Molly Smith, Arena Stage’s artistic director, was drinking coffee and reading the newspaper at home in early May, taking in stories about life during the pandemic.
Coronavirus had shut down much of D.C. nearly two months before, and Smith was thinking about creative ways to move the theater’s programming online. That day, while reading, an idea struck her.
“Newspapers do a really good job of this, where they just will crystalize a moment in time,” says Smith. She decided to attempt to do the same thing through film.
“I wanted to stamp the time,” she says. “This is what we were thinking in this moment.” After consulting deputy artistic director Seema Sueko, they decided to go for it.
This weekend, Arena Stage will release its first film, titled May 22, 2020, which documents ten stories from locals about life during the crisis. The film will first premiere as part of the company’s new Supper Club on Friday, June 12, which allows participants at home to enjoy meals delivered from local restaurants while they watch, before its world premiere at 12 p.m. on Saturday.
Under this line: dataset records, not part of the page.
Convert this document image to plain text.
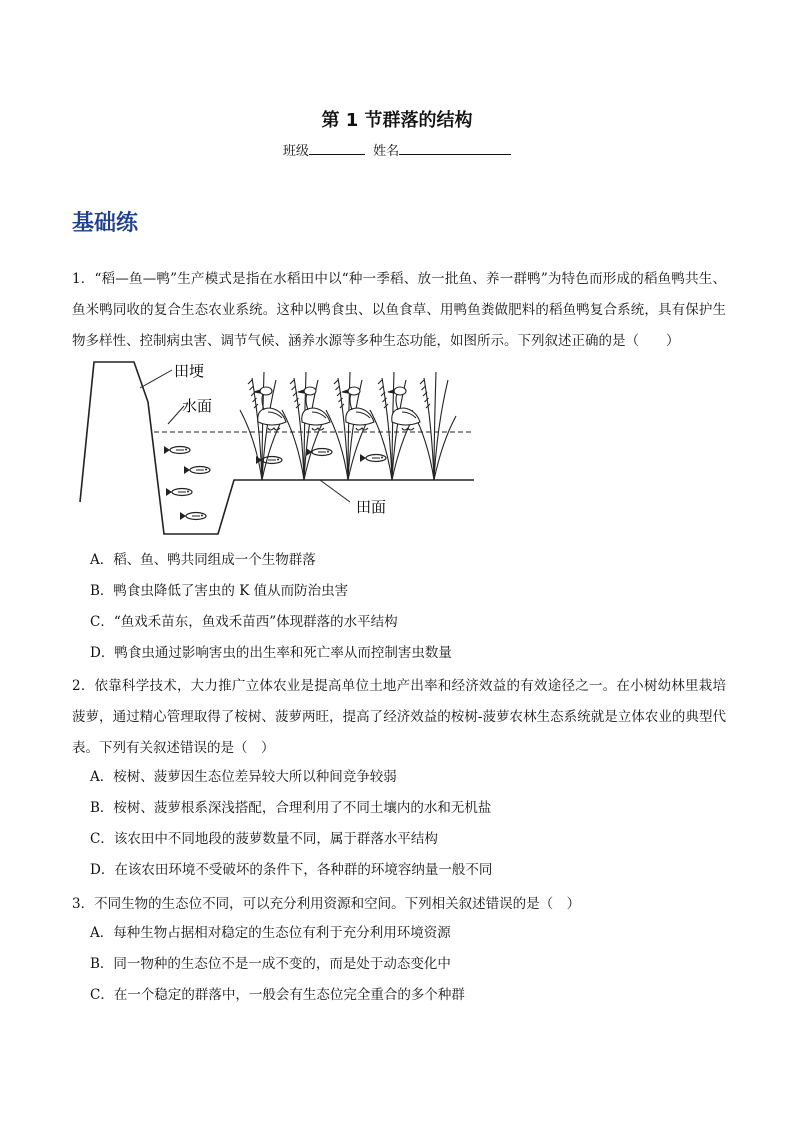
第 1 节群落的结构
班级	姓名
基础练

1．“稻—鱼—鸭”生产模式是指在水稻田中以“种一季稻、放一批鱼、养一群鸭”为特色而形成的稻鱼鸭共生、鱼米鸭同收的复合生态农业系统。这种以鸭食虫、以鱼食草、用鸭鱼粪做肥料的稻鱼鸭复合系统，具有保护生物多样性、控制病虫害、调节气候、涵养水源等多种生态功能，如图所示。下列叙述正确的是（　　）

田埂
水面
田面
A．稻、鱼、鸭共同组成一个生物群落
B．鸭食虫降低了害虫的 K 值从而防治虫害
C．“鱼戏禾苗东，鱼戏禾苗西”体现群落的水平结构
D．鸭食虫通过影响害虫的出生率和死亡率从而控制害虫数量

2．依靠科学技术，大力推广立体农业是提高单位土地产出率和经济效益的有效途径之一。在小树幼林里栽培菠萝，通过精心管理取得了桉树、菠萝两旺，提高了经济效益的桉树-菠萝农林生态系统就是立体农业的典型代表。下列有关叙述错误的是（　）

A．桉树、菠萝因生态位差异较大所以种间竞争较弱
B．桉树、菠萝根系深浅搭配，合理利用了不同土壤内的水和无机盐
C．该农田中不同地段的菠萝数量不同，属于群落水平结构
D．在该农田环境不受破坏的条件下，各种群的环境容纳量一般不同

3．不同生物的生态位不同，可以充分利用资源和空间。下列相关叙述错误的是（　）

A．每种生物占据相对稳定的生态位有利于充分利用环境资源
B．同一物种的生态位不是一成不变的，而是处于动态变化中
C．在一个稳定的群落中，一般会有生态位完全重合的多个种群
The 55-minute film will be available for free via Arena Stage’s website and YouTube channel.
The movie is one of two films Arena Stage will release at part of its spring/summer 2020 season, with a slate of virtual programming including master classes, the company’s weekly in-conversation series called “Molly’s Salon,” and an upcoming artists marketplace, which expected to launch this month and will allow patrons to commission or buy goods—including paintings, special live performances, and more—from artists and artisans who have worked with Arena Stage.
A second movie, Inside Voices: a film by Arena Stage’s Voices of Now ensembles, features more than 120 student artists in Arena Stage’s drama program, Voices of Now, and will premiere on June 19.
For May 22, Smith enlisted the help of 10 playwrights, including Randy Baker, the co-artistic director of H Street NE’s Rorschach Theater, local dramatist Karen Zacarías, Aaron Posner, and others, who interviewed 10 Washingtonians between the ages of 18 and 89 on that same date in late May and asked them about life during the pandemic.
Given the short turnaround, Smith asked the playwrights to seek out people they knew who are good storytellers and might be willing to participate, but then had one of the other playwrights to conduct the interviews to maintain what Smith calls a “journalistic coolness” between the writer and subject.
Those interviewees included a bee keeper, an emergency room nurse on front lines of the health crisis, a young climate-change activist, and others.
The playwrights had one week to write monologues, a form Smith says she chose because she couldn’t put two actors in a scene together because of social distancing concerns. Smith and her team then passed those to the actors, including Guadalupe Campos and JaBen Early, who have both appeared in past Arena Stage productions. The actors had a week to rehearse over Zoom.
They shot film outside in Southwest D.C., featuring single-shots on the characters, all while wearing masks and maintaining six feet of distance from one another during the 14-hour shoot.
Smith and her partner, Suzanne Blue Star Boy, also shot a series of photos around the city, and put out a call for images on Facebook, incorporating various pictures of life during lockdown into the movie.
“[The film] is a love letter to the city,” says Smith. “It’s catching a fleeting moment in time through human stories about our city, about our area.”
Arena Stage is among a number of local theaters still grappling with how to move forward in the wake of the COVID-19 crisis. Some organizations, like Bethesda’s Round House Theatre, have canceled their live performances for the rest of the year and moved some programming online.
Others, like D.C. opera and theater company IN Series, are rolling out entirely virtual seasons.
Smith says Arena Stage is still deciding whether or not it will stage live productions later this year, but will make the decision within the month.
For now, though, she’s looking forward to keeping patrons entertained virtually, as the organization finds different ways to connect. It seems to be working: Arena Stage’s online engagement is up 945 percent, she says.
“We’re compulsive storytellers,” she says. “We need to tell stories, and we need to tell stories for our audiences, so what’s the way to do it?”